When Temple Grandin came to our State Convention, she talked with me an hour about her ideas for education. She said students need to go outside and examine grass before they study photosynthesis. She advocated learning by doing first with formal education after.
This idea of learning by doing was also presented to us at our 2018 Leadership Conference by newly graduated education student, Julia Campfield. She plans to give her students problems to solve before she teaches the formal mathematical concept. For example, students might work through several probability problems before she introduces them to the concept. (By the way, Julia has started her first teaching job in St. Louis, MO and joined a DKG Chapter there!)
Isn't learning to lead pretty much the same as learning anything else? You have some idea of what it means to lead, but you don't really have all the details so you jump in with your excitement and your set of knowledge, and you start out leading. As you go along leading, you learn and grow your leadership style--all the while receiving praise and wisdom from older leaders. Isn't this what our founder Dr. Annie Webb Blanton had in mind all along?
This idea of learning to lead by leading is quite relevant since members at the 2018 International Convention voted overwhelmingly to invite college education students to join Delta Kappa Gamma International. If the collegiate member works in education after her graduation, she will become a full member and pay active dues. If she chooses to work in a field other than education, her membership is dropped. But either way, we get a few years of her talents to move us forward and most likely some other members who will stay with us.
I actually had a college student at MSU Denver who wanted to join DKG. She had gotten all available college credits in high school and entered college as a junior. She was in my honors class, taking all honors classes, and already doing her observations in elementary school, excited about how great her cooperating teacher was and how fun the students were and creating new ways to help them learn.

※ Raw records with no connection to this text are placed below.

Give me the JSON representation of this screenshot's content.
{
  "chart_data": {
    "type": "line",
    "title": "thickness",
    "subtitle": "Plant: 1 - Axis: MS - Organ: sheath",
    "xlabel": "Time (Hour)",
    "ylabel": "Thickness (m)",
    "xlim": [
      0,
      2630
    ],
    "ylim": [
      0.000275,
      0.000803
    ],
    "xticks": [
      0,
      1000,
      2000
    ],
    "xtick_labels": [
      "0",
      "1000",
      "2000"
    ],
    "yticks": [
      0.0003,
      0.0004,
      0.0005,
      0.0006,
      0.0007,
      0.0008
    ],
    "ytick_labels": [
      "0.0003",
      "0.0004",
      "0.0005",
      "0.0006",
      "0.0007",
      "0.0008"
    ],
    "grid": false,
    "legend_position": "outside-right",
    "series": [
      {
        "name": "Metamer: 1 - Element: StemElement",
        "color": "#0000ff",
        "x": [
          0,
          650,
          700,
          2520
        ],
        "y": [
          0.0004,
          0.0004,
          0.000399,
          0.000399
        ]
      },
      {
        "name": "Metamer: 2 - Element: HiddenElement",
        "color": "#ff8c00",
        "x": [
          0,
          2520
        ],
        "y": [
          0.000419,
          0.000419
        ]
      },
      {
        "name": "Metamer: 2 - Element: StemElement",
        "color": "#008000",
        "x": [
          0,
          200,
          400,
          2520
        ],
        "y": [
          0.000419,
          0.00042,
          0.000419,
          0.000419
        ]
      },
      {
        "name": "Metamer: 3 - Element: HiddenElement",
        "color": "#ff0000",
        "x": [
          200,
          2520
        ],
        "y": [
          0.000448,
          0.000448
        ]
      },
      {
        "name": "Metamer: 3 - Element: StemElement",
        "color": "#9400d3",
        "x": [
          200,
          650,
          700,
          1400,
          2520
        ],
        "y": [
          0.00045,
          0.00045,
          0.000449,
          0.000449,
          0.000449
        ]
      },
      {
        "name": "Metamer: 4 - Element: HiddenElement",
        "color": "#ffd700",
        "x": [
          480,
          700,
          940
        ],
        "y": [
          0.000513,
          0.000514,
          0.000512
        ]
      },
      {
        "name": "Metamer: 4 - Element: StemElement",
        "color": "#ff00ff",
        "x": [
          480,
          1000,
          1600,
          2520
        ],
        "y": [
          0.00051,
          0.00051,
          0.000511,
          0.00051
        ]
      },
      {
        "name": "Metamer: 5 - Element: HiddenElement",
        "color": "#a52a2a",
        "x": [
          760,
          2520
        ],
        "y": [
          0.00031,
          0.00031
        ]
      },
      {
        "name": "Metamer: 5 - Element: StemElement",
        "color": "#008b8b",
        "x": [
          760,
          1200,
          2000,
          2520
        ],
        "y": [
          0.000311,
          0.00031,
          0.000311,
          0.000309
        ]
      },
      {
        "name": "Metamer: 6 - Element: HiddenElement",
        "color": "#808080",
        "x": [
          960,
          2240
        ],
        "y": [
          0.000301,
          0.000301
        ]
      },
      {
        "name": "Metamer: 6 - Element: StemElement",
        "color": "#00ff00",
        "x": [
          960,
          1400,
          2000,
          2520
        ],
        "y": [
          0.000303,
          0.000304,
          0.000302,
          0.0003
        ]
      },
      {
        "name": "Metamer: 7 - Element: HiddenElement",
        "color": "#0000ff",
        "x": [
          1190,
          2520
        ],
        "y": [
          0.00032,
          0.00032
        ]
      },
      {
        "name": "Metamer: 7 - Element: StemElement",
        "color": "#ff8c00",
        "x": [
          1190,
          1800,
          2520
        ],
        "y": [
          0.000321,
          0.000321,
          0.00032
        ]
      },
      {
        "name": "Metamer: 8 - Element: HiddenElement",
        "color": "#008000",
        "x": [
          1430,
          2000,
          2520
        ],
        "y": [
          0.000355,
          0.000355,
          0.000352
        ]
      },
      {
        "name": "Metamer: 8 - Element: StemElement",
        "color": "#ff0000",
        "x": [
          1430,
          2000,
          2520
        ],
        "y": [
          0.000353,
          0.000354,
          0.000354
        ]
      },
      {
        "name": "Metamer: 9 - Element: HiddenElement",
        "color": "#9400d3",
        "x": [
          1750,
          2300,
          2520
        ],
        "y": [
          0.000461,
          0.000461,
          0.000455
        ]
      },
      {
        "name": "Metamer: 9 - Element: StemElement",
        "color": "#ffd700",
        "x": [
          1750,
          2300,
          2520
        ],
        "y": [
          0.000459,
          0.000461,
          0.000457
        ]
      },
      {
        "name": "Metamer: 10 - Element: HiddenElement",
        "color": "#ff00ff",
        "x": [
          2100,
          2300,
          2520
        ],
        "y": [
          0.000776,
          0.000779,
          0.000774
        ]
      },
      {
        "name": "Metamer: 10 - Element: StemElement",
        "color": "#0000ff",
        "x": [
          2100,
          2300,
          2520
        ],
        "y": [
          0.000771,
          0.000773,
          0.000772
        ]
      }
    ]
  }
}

I would have loved to have had her in my chapter because she would have taken on any leadership role the same way she approached her classes--always doing her best, always way ahead. Our new collegiate members are not allowed to hold office except for parliamentarian, but imagine if a girl like this took over one of your chapter committees and made it go, go, go! These young women are already doing a million things so giving them a place to lead will really grow them professionally, and most of them will bring in a half dozen more just like them with new ideas and lots of energy.
Inviting college education students to membership is a new idea and a new way to support young educators. It's a way to let them learn as they lead. Let's all visit colleges, and invite these young women to join us as we promote personal and professional growth of women educators and excellence in education!